I heard earlier also and I have seen letters written that say we have signed Conventions and because we have signed those Conventions we are now bound to do everything these Conventions prescribe. As you know, Mdm. Deputy Speaker, our supreme law in Guyana is the Constitution and Article 154A (1) of the Constitution provides:
“Subject to paragraphs 3 and 6, every person, as contemplated by the respective international treaties set out in the Fourth Schedule to which Guyana has acceded is entitled to the human rights enshrined in the said international treaties,...”
Those Conventions mentioned are the Convention on the Rights of the Child, the Convention on the Elimination of All Forms of Discrimination Against Women, the Convention on the Elimination of All Forms of Racial Discrimination, the Convention Against Torture and Other Inhuman or Degrading Treatment of Punishment, the Covenant on Economic, Social and Cultural Rights, the Covenant on Civil and Political Rights, and the Inter-American Convention on the Prevention, Punishment and Eradication of Violence against Women.”
That same Article 154A goes on to specifically say that:
“...such rights [in these Conventions] shall be respected and upheld by the executive, legislature, judiciary and all organs and agencies of Government and, where applicable to them, by all natural and legal persons and shall be enforceable in the manner hereinafter prescribed.”
Subparagraph 3 specifically says:
“The State shall, having regard to the socio-cultural level of development of the society, take reasonable legislative and other measures within its available resources to achieve the progressive realisation of the rights provided for in paragraph (1).”
Our supreme law allows us and, in fact, mandates us to listen to our people and hear them when we, in this House, make laws.

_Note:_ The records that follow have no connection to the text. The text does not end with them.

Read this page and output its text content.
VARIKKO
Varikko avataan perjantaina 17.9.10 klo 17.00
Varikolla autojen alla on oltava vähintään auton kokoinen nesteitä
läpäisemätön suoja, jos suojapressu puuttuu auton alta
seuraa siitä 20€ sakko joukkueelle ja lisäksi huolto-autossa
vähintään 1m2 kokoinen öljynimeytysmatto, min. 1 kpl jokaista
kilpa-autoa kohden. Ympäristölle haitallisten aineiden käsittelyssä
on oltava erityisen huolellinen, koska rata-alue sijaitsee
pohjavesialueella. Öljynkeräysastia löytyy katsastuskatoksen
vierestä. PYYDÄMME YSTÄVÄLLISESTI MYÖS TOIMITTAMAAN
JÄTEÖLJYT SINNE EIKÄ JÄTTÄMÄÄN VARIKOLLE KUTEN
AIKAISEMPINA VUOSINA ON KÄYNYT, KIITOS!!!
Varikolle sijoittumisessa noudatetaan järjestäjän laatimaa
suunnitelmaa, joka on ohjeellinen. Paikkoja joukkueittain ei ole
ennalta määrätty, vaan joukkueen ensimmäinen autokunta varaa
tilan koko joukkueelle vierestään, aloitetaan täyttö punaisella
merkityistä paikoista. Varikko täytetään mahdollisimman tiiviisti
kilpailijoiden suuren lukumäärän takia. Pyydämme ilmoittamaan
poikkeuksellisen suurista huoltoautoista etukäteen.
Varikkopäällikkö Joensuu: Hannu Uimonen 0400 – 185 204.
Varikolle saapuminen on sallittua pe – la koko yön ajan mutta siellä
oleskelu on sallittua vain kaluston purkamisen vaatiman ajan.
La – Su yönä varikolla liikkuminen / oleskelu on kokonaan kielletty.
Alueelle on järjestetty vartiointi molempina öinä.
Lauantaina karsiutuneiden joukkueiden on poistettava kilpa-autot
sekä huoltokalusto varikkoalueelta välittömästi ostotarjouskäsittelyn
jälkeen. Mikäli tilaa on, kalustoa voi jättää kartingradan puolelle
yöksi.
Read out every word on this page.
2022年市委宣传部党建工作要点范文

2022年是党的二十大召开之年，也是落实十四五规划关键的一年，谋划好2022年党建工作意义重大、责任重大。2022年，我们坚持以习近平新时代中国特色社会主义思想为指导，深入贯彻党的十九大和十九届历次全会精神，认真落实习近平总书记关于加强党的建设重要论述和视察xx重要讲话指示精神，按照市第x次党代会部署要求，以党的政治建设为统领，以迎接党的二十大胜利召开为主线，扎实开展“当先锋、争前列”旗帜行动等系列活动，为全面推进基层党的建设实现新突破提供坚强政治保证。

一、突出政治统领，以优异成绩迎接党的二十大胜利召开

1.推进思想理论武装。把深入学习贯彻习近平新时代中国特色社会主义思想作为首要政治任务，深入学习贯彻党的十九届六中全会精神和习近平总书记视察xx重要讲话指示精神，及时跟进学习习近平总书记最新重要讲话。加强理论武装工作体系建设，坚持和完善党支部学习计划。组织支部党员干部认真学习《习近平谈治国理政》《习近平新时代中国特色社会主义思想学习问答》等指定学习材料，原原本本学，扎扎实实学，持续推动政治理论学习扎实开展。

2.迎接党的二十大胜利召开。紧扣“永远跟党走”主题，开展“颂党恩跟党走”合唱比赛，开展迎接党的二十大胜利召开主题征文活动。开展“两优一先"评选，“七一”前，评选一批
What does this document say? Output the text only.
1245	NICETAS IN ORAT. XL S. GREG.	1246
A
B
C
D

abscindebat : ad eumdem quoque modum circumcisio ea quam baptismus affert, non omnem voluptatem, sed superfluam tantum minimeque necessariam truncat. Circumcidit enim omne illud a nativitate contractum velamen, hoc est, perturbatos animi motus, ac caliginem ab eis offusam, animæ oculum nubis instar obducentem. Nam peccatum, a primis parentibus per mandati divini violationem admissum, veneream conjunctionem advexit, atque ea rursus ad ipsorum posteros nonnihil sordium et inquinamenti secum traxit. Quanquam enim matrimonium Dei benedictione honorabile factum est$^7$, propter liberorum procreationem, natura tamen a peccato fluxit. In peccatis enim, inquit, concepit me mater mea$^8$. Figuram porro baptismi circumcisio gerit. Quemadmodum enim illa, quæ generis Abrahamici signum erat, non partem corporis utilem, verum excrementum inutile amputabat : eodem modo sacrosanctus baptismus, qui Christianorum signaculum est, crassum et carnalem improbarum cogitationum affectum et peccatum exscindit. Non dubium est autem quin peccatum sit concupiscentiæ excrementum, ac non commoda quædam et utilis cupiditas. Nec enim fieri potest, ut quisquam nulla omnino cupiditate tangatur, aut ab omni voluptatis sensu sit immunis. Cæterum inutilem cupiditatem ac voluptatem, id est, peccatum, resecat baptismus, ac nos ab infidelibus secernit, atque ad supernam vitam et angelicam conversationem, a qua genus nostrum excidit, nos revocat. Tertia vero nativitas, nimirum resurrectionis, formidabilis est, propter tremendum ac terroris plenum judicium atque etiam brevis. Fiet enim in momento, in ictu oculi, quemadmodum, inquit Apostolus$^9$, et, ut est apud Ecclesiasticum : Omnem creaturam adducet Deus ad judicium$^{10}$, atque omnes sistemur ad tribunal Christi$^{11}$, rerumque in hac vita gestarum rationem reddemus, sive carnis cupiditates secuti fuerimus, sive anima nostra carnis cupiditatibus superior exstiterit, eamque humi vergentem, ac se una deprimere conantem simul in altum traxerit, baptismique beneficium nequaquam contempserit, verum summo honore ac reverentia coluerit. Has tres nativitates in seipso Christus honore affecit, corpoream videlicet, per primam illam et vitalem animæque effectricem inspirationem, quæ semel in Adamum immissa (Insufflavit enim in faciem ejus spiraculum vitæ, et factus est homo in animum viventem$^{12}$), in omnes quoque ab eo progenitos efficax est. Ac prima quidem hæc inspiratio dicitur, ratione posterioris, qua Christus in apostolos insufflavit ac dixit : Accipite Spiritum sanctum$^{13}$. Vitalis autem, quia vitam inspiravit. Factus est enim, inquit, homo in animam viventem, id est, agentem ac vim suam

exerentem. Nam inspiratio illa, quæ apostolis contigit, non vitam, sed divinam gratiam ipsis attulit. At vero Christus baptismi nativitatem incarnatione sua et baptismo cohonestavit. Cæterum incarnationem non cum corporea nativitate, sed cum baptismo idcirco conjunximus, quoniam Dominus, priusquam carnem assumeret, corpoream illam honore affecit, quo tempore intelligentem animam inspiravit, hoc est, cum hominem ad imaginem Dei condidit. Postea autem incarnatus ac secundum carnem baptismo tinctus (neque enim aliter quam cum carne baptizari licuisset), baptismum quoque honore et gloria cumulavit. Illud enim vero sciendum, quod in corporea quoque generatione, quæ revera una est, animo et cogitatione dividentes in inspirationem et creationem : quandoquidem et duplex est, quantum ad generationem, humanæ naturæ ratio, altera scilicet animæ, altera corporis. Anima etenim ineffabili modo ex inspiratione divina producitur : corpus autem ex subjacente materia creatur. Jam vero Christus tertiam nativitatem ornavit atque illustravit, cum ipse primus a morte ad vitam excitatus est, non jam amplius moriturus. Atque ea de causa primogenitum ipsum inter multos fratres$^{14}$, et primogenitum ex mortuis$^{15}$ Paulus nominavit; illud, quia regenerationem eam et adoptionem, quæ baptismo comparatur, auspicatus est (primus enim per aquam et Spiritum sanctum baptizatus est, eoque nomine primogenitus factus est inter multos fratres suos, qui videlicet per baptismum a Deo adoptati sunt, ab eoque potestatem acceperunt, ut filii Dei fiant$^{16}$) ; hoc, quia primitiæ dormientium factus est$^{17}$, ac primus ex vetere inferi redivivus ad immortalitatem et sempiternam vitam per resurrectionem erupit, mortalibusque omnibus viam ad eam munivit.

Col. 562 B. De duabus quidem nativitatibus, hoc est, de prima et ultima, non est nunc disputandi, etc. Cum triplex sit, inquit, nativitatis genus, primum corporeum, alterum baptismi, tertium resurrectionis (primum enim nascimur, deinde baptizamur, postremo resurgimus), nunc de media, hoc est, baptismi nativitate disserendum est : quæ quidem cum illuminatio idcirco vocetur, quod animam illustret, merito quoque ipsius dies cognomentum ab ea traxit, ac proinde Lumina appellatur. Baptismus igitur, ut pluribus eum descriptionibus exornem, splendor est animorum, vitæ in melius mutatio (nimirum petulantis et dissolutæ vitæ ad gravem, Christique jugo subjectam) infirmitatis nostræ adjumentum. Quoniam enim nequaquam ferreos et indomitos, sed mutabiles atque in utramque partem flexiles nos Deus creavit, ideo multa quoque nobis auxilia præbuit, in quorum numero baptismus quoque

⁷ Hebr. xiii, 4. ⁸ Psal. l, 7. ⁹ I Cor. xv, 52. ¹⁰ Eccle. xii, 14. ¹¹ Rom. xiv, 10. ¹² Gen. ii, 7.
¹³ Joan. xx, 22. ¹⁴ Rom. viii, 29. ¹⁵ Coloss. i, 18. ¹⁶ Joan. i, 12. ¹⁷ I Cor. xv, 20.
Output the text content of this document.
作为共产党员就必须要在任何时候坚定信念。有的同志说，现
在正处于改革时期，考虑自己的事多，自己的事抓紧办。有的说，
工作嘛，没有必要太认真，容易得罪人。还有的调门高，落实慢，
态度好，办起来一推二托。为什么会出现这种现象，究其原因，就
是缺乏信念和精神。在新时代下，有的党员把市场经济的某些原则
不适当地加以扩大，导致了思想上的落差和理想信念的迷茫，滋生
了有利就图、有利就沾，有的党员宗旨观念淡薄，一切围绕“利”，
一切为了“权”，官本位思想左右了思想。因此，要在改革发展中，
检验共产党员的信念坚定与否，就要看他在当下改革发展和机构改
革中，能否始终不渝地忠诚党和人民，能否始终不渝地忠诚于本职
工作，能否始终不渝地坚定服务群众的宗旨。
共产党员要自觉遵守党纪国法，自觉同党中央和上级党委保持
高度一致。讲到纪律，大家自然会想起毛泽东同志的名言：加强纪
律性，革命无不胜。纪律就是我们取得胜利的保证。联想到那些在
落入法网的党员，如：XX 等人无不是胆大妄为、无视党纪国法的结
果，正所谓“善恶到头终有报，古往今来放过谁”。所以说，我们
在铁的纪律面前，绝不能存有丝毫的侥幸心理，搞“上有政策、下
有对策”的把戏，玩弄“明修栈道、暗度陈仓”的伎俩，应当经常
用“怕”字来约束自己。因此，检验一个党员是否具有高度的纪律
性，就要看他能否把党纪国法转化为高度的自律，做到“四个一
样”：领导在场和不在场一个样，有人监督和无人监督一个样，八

So while we should be guided by the international treaties that we have signed, and I would concede without reservation, our own law by which we are bound, the supreme law of this dear land, says that we must pay attention to the socio-cultural attitudes in our country and the only way we can do that is if we do what the Hon. Prime Minister, Leader of this House, proposes to do and that is to go to a select committee and invite persons to come to hearings where we will indeed hear them and heed them in the making of our decisions on these three important issues.
I commend the motion to a select committee. I support the Prime Minister’s motion as well as his proposition to send the motion to a special select committee.